Translate

Selasa, April 14, 2015

PT Gelombang Seismic Indonesia melakukan "mini expose" untuk IPO




PT Bursa Efek Indonesia (BEI) kembali menyelenggarakan paparan mini terhadap dua perusahaan yang merencanakan untuk melakukan penawaran umum perdana saham (IPO) pada tahun ini.
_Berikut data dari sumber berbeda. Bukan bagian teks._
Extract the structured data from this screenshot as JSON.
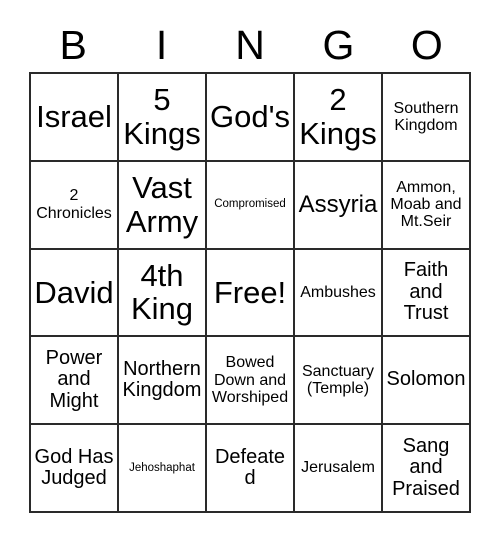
{
  "card": {
    "title_letters": [
      "B",
      "I",
      "N",
      "G",
      "O"
    ],
    "rows": [
      [
        {
          "text": "Israel",
          "size": "fs-xxl"
        },
        {
          "text": "5 Kings",
          "size": "fs-xxl"
        },
        {
          "text": "God's",
          "size": "fs-xxl"
        },
        {
          "text": "2 Kings",
          "size": "fs-xxl"
        },
        {
          "text": "Southern Kingdom",
          "size": "fs-sm"
        }
      ],
      [
        {
          "text": "2 Chronicles",
          "size": "fs-sm"
        },
        {
          "text": "Vast Army",
          "size": "fs-xxl"
        },
        {
          "text": "Compromised",
          "size": "fs-xxs"
        },
        {
          "text": "Assyria",
          "size": "fs-lg"
        },
        {
          "text": "Ammon, Moab and Mt.Seir",
          "size": "fs-sm"
        }
      ],
      [
        {
          "text": "David",
          "size": "fs-xxl"
        },
        {
          "text": "4th King",
          "size": "fs-xxl"
        },
        {
          "text": "Free!",
          "size": "fs-xxl"
        },
        {
          "text": "Ambushes",
          "size": "fs-sm"
        },
        {
          "text": "Faith and Trust",
          "size": "fs-md"
        }
      ],
      [
        {
          "text": "Power and Might",
          "size": "fs-md"
        },
        {
          "text": "Northern Kingdom",
          "size": "fs-md"
        },
        {
          "text": "Bowed Down and Worshiped",
          "size": "fs-sm"
        },
        {
          "text": "Sanctuary (Temple)",
          "size": "fs-sm"
        },
        {
          "text": "Solomon",
          "size": "fs-md"
        }
      ],
      [
        {
          "text": "God Has Judged",
          "size": "fs-md"
        },
        {
          "text": "Jehoshaphat",
          "size": "fs-xxs"
        },
        {
          "text": "Defeated",
          "size": "fs-md"
        },
        {
          "text": "Jerusalem",
          "size": "fs-sm"
        },
        {
          "text": "Sang and Praised",
          "size": "fs-md"
        }
      ]
    ]
  },
  "colors": {
    "border": "#2a2a2a",
    "background": "#ffffff",
    "text": "#000000"
  }
}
"Hari ini PT Anabatic Technologies dan PT Gelombang Seismic Indonesia melakukan "mini expose" untuk IPO pada tahun ini," kata Direktur Penilaian Perusahaan BEI, Hoesen di Jakarta, akhir pekan lalu.
Menurutnya, minat perusahaan melakukan IPO masih cukup baik untuk menambah modal dalam rangka melakukan ekspansi ke depannya. Diharapkan proses IPO kedua perusahaan itu lancar.
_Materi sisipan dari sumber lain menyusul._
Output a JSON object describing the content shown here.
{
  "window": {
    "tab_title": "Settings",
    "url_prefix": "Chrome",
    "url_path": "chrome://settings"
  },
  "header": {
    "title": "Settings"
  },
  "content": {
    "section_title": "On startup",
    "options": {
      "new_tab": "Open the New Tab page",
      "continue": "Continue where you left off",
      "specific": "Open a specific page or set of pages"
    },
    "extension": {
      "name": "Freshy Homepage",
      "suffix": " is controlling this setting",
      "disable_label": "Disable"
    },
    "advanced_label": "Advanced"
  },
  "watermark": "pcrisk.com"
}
Sebelumnya, Hoesen mengatakan bahwa dalam "pipeline" IPO BEI terdapat sebanyak delapan perusahaan yang telah mengajukan untuk melaksanakan IPO pada semester I tahun ini.
Ia menyebutkan, Merdeka Copper Gold Tbk, PP Properti Tbk, Puradelta Lestari Tbk, Indonesia Media Televisi Tbk, Binakarya Jaya Abadi Tbk, Mega Manunggal Property Tbk, Garuda Metalindo Tbk, dan Vallianz Offshore Maritim Tbk.
Tren konsolidasi IHSG tidak cukup mengkhawatirkan untuk mengurungkan niat calon emiten. Pasalnya, fluktuasi IHSG tidak tidak dalam tren penurunan
 Kondisi suku bunga yang tinggi di level 7,5 persen, kata Alfred, harusnya bisa mengalihkan pendanaan calon emiten dari pinjaman ke pasar modal. Tahun ini, belum ada tanda-tanda penurunan suku bunga terlebih tahun ini suku bunga acuan Amerika Serikat (AS) direncanakan naik.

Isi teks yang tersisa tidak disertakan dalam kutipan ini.